Cada venezolano que ha huido lleva consigo una historia dolorosa y de dificultades. No estaba en los planes ni en la visión de mundo, de la mayoría, salir de Venezuela. Dejar la familia atrás; sobrevivir y avanzar en realidades, culturas y lenguas distintas; lograr un espacio social y de trabajo; vivir con la conciencia de que estás en un lugar al que no perteneces de forma plena, demanda esfuerzos muy grandes.

A ello hay que añadir el desprecio absoluto del régimen de Maduro, que se ha propuesto denigrar de los venezolanos que han huido, con calificativos como lavapocetas, esclavos y mendigos, lo cual es otra muestra más de su absoluta amoralidad. Al venezolano que ha huido no solo le persigue la ruindad de la revolución bolivariana, sino, a menudo, la incomprensión de quienes se han quedado en el país, sometidos a los padecimientos de la hiperinflación, el hambre, la enfermedad, la delincuencia y la carestía de todo.

El que ha sido calificado como el desplazamiento masivo más grande ocurrido en la historia de América Latina, y que ya ha movilizado entre 2 y 3 millones de personas, podría duplicarse si la tendencia actual se mantiene. Al día de hoy, nada indica que el flujo pueda amainar o revertirse, sino lo contrario: parece un problema que tiende a empeorar cada día. En varios países, las alarmas están encendidas. Las reacciones de los gobiernos han sido desiguales: en algunos casos de amplia apertura y acogida (y a ellos los venezolanos debemos gratitud), en otros, de cautela y repliegue. Por delante, dos riesgos son inminentes: uno, que las capacidades de los gobiernos para socorrer a los que llegan están al borde del límite; y dos, que la presencia masiva y reiterada de compatriotas en algunas ciudades sea fuente de expresiones de rechazo. Como se sabe, en algunos lugares –pocos, por fortuna– se han producido brotes xenofóbicos que, hasta ahora, han sido focalizados y no han encontrado eco.

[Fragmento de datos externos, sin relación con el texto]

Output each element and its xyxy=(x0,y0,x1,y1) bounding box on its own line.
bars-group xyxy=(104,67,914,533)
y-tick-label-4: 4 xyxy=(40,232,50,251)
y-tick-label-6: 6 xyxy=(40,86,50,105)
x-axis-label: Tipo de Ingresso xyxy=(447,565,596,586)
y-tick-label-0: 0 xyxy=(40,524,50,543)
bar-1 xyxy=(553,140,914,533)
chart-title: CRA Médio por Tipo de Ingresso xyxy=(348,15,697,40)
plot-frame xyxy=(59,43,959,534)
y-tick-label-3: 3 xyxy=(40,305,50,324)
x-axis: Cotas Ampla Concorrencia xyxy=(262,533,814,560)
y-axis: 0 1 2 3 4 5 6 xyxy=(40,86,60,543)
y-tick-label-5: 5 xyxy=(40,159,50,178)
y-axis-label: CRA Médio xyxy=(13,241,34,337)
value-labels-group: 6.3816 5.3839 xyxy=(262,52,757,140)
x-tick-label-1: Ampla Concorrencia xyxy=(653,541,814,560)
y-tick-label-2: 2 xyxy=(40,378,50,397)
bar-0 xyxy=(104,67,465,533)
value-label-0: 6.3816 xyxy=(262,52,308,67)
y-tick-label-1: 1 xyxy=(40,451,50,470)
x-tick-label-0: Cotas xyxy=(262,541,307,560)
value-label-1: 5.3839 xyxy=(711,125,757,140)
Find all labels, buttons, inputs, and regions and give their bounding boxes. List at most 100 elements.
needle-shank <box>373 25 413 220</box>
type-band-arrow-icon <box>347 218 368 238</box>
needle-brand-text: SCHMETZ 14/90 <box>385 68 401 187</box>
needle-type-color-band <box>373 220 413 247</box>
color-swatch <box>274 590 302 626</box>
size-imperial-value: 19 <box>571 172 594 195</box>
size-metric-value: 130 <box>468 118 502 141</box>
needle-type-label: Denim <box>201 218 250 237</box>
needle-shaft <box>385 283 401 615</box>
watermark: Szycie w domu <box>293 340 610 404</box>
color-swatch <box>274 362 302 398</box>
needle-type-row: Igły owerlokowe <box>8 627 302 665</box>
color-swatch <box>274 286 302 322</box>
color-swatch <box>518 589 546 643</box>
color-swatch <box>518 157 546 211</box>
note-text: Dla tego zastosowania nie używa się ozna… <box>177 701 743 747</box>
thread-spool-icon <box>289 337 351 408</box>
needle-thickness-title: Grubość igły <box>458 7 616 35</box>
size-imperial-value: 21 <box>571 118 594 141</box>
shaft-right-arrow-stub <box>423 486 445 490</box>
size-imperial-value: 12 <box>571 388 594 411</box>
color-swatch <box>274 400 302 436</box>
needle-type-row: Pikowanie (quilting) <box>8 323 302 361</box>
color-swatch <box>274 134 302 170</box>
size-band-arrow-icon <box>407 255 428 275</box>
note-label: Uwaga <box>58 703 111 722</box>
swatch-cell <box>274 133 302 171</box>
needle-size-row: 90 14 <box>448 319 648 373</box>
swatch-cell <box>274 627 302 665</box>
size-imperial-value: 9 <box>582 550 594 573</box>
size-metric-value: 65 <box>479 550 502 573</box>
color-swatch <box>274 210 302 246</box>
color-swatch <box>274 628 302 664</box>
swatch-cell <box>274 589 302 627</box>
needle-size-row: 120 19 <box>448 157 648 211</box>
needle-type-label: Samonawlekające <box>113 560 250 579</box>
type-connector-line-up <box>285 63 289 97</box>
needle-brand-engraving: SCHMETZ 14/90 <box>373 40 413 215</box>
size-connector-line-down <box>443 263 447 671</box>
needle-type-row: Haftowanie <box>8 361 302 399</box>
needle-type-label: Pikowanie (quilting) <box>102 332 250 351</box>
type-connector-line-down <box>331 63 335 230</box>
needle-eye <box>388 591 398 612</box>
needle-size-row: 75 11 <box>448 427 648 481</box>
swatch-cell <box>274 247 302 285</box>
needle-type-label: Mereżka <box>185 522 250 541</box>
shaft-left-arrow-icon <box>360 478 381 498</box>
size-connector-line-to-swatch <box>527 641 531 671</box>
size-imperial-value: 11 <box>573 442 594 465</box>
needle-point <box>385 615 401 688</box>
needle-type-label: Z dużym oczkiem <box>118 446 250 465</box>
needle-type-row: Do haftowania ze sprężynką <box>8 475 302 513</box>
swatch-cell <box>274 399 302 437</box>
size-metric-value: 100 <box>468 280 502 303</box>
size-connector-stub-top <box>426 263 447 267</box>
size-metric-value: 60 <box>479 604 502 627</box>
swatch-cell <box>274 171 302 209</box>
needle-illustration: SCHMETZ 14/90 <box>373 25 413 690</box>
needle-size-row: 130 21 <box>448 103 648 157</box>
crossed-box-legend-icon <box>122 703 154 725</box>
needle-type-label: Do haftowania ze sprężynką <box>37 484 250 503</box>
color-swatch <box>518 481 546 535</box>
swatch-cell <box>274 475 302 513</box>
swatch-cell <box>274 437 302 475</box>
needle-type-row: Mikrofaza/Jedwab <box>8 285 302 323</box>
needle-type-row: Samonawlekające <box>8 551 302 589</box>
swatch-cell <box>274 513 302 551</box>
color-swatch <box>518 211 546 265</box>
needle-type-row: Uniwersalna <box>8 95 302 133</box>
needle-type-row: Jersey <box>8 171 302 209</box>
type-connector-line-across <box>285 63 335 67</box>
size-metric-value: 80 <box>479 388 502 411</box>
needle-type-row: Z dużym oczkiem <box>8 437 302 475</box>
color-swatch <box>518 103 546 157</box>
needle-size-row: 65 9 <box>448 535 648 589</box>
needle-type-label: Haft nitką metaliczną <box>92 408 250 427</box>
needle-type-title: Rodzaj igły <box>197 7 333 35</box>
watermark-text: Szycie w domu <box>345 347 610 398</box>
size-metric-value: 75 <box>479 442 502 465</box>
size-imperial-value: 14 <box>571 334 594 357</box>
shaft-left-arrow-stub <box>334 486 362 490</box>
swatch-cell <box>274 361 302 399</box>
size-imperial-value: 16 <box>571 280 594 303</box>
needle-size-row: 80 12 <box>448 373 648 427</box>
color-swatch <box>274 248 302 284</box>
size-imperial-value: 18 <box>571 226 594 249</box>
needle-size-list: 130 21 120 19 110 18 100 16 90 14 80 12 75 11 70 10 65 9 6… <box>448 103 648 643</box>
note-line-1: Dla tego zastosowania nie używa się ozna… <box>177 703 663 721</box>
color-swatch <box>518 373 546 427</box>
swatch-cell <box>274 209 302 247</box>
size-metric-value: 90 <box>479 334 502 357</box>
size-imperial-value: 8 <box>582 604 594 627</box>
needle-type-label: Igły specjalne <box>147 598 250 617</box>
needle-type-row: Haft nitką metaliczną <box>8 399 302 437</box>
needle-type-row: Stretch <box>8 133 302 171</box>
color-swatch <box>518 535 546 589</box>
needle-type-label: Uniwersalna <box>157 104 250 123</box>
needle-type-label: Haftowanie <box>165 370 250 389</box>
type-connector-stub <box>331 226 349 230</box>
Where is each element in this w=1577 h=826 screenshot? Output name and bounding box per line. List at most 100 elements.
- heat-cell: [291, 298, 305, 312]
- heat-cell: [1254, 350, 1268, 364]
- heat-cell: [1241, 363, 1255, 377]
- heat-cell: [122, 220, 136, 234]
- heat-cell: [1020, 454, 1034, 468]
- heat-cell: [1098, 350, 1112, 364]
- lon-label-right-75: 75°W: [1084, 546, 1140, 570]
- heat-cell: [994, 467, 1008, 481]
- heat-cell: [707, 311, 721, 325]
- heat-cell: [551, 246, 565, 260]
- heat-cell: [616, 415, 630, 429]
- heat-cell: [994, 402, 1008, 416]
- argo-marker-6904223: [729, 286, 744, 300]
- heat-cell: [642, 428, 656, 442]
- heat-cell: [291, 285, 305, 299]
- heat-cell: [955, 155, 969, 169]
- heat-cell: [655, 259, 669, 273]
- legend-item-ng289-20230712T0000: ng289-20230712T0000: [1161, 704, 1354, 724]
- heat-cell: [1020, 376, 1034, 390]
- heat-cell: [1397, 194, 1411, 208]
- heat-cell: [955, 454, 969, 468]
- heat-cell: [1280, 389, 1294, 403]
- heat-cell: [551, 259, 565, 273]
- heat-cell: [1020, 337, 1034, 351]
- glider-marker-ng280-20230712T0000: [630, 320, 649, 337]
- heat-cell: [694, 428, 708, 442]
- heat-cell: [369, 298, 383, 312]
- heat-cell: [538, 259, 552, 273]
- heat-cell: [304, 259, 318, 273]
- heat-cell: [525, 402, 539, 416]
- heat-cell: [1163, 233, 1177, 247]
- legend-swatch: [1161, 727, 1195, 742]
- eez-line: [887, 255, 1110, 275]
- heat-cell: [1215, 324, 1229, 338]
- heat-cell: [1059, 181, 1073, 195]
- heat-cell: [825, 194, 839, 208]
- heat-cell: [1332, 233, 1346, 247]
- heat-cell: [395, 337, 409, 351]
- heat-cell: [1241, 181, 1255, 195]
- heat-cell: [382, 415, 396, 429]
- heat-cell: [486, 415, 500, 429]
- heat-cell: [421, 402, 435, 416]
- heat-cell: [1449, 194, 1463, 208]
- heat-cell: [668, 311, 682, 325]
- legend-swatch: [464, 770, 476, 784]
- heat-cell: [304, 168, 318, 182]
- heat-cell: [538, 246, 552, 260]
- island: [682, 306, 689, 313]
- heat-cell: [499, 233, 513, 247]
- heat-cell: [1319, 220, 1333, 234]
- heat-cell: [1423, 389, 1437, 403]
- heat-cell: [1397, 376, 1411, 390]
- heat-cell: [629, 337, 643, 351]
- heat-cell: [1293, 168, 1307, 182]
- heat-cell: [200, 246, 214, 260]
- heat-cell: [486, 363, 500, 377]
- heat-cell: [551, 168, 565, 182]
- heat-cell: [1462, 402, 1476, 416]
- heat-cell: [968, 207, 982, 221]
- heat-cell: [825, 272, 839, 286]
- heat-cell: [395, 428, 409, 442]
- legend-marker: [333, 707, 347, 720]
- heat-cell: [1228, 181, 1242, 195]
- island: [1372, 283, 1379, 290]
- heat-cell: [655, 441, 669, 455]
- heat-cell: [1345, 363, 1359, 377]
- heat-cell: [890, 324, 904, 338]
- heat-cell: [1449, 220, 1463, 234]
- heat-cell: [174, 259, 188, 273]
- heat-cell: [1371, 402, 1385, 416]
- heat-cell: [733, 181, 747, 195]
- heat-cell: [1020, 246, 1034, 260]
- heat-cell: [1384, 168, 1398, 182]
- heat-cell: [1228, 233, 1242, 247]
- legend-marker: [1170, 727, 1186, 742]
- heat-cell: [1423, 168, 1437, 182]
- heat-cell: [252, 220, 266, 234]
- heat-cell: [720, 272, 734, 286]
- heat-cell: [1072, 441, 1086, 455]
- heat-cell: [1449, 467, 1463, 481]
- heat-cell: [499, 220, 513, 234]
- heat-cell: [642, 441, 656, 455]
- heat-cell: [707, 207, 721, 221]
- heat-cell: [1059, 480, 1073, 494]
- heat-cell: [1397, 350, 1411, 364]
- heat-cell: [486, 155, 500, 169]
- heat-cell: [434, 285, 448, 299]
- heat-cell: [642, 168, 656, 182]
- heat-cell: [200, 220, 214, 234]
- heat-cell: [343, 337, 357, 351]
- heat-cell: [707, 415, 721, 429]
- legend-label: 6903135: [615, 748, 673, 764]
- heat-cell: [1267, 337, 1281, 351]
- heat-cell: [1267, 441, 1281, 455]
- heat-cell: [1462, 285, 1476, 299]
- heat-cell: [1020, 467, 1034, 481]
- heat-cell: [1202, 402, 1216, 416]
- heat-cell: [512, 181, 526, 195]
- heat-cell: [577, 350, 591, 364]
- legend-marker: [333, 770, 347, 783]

Hay que entender esto: sin el talento, las energías, las ideas y la voluntad de los que se han marchado, la reconstrucción de Venezuela enfrentará todavía mayores dificultades. El nuevo país no solo requerirá del compromiso y la decisión de los que se quedaron, y de los que regresarán de inmediato, sino de muchos de los que ya han fundado unas vidas en otras partes del mundo, y que solo volverán si nuestro país vuelve a ser un lugar donde las expectativas reales de progreso y la esperanza ocupan un lugar protagónico en el espacio público.